According to newly published research, stress raises levels of leptin and ghrelin, two hormones responsible for regulating appetite. Specifically, ghrelin (“the hunger hormone”) fuels the desire to eat, while leptin (“the satiety hormone”) tells the body to stop consuming food when we become full. An imbalance in these two hormones can lead to weight gain and obesity.
In this study, 50 women completed three appointments that were scheduled at least two weeks apart. At all three of these visits, they arrived after fasting and ate a standardized breakfast and lunch provided by researchers. They then had their blood drawn 45 minutes after each meal. Finally, they completed questionnaires that explored stressors in their lives.

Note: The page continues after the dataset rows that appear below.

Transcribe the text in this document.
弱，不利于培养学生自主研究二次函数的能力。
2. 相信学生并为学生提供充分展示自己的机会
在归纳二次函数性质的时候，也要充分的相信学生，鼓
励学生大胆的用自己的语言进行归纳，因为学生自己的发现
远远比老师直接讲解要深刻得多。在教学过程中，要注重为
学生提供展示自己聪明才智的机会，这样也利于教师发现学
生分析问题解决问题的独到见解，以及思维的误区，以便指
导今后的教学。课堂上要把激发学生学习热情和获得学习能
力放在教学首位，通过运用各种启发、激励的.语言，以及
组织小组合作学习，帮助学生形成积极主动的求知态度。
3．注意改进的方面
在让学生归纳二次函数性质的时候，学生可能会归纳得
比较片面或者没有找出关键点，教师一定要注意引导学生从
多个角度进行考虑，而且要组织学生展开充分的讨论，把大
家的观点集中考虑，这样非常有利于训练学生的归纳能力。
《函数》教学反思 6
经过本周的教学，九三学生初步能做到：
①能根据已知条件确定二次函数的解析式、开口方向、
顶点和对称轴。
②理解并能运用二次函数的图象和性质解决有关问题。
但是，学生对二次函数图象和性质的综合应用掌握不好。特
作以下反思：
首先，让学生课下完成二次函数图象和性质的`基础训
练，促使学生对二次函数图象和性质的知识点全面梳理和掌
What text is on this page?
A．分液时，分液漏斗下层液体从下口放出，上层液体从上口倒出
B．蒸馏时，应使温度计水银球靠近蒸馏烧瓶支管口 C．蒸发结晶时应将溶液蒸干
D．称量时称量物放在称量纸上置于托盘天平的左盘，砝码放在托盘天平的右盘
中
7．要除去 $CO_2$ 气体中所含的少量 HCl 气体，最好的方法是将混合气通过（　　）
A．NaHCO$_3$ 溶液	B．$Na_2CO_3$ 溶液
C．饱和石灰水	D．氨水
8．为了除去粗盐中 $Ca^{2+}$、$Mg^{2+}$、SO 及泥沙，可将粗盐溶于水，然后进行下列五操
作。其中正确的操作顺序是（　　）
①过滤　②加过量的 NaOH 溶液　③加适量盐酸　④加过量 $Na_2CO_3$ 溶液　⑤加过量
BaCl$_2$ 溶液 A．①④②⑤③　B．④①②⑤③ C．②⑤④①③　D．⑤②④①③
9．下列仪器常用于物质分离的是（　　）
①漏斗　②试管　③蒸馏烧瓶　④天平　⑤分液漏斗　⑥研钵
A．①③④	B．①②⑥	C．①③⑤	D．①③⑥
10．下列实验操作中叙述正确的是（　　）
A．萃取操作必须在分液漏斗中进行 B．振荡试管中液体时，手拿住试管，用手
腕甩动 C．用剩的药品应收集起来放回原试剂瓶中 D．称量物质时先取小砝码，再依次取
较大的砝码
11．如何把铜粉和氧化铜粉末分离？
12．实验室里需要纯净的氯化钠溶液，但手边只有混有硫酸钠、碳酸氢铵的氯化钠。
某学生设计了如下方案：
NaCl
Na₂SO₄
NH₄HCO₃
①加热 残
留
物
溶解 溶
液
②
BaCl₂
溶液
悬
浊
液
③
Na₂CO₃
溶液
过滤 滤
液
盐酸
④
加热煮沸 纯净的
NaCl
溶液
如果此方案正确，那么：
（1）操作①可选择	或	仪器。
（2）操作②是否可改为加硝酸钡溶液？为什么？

The results showed that women who experienced more stressors involving interpersonal tension had greater ghrelin and lower leptin levels than those who had fewer such stressors. In other words, their bodies were sending lots of “I’m hungry” signals, but not nearly as many “I’m full” signals. The possible end result—weight gain.
Additionally, the women with many interpersonal stressors also ate diets higher in calories, fat, carbohydrates, protein, sugar, sodium and fiber.
The researchers concluded, “Ghrelin and leptin may link daily interpersonal stressors to weight gain and obesity.”
Jaremka LM, et al. Psychoneuroendocrinology. 2014 Oct;48:178-88.